Oral procarbazine is rapidly metabolized in the liver. After 24 hours, up to 70% of the dose is recovered in the urine. The use of procarbazine is not recommended in patients with severe kidney impairment, and a 50% dose reduction is recommended with a serum creatinine greater than 2.0 mg/dL.

Toxicity

Common side effects include: bone marrow suppression, nausea, vomiting, peripheral neuropathy, and fatigue. In combination with ethanol, procarbazine may cause a disulfiram-like reaction.

Kidney toxicity

Procarbazine monotherapy is not nephrotoxic. However, renal insufficiency after administration of procarbazine and high doses of methotrexate has been reported. The authors suggested procarbazine augmented the nephrotoxicity of methotrexate.

Mechanism of action

Temozolomide is an alkylating agent that alkylates/methylates guanine residues, resulting in DNA damage and cell death.

Pharmacokinetics

Temozolomide is administered orally and the kidney is the major route of elimination (5%–10% as unchanged temozolomide and 90–95% as metabolites).
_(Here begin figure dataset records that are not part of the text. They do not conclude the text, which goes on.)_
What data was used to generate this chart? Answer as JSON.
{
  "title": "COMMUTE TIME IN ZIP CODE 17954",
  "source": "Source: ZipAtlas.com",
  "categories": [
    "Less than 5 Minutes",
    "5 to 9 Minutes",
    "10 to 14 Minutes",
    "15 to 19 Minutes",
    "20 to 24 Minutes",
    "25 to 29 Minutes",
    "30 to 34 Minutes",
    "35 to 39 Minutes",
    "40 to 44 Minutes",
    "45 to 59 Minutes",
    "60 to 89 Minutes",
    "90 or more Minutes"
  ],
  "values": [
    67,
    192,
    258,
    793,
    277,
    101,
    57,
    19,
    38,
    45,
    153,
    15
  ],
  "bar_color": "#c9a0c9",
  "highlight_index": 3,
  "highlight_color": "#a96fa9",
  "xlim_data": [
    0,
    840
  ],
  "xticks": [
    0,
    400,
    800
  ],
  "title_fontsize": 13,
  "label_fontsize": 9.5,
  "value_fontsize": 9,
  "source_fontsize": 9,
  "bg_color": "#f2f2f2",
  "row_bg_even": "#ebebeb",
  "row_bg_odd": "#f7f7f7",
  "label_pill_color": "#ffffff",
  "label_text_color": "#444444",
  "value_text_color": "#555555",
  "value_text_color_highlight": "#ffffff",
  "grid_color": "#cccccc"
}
However, studies in patients with mild to moderate kidney dysfunction showed unaltered pharmacokinetics, suggesting no dose adjustment is required. Experience with temozolomide in HD patients is very limited.

Toxicity

The main toxicity associated with the use of temozolomide is bone marrow suppression.

Kidney toxicity

Temozolomide nephrotoxicity appears to be very limited. Few AKI cases were described with temozolomide treatment. Only one of 42 patients treated with temozolomide and irinotecan died after developing AKI.

Mechanism of action

Trabectedin is an alkylating agent that binds DNA at the N2 position of guanine promoting degradation of RNA polymerase and generating DNA double-strand breaks. Furthermore, trabectedin blocks DNA binding of the transcription factor FUS-CHOP and reverses the oncogenic phenotype of liposarcoma cells.

Pharmacokinetics

Dose adjustments are not recommended in patients with CrCl greater than 30 mL/min and no data are available in patients with more severe kidney disease. Therefore the drug, which is not dialyzable, should not be used in patients with CrCl lower than 30 mL/min. ^,

Toxicity

Adverse effects associated with trabectedin include bone marrow suppression, hepatotoxicity, nausea, vomiting, and fatigue.

Kidney toxicity

Cases of AKI (occasionally fatal) have been reported, some of which are attributable to rhabdomyolysis. Furthermore, elevations in serum creatinine grade 3 or 4 were observed in 4.2% of patients treated with trabectedin for liposarcoma or leiomyosarcoma. Nephrotoxicity complicated by hepatic failure and death was reported in a 79-year-old patient with sarcoma after a second course of trabectedin.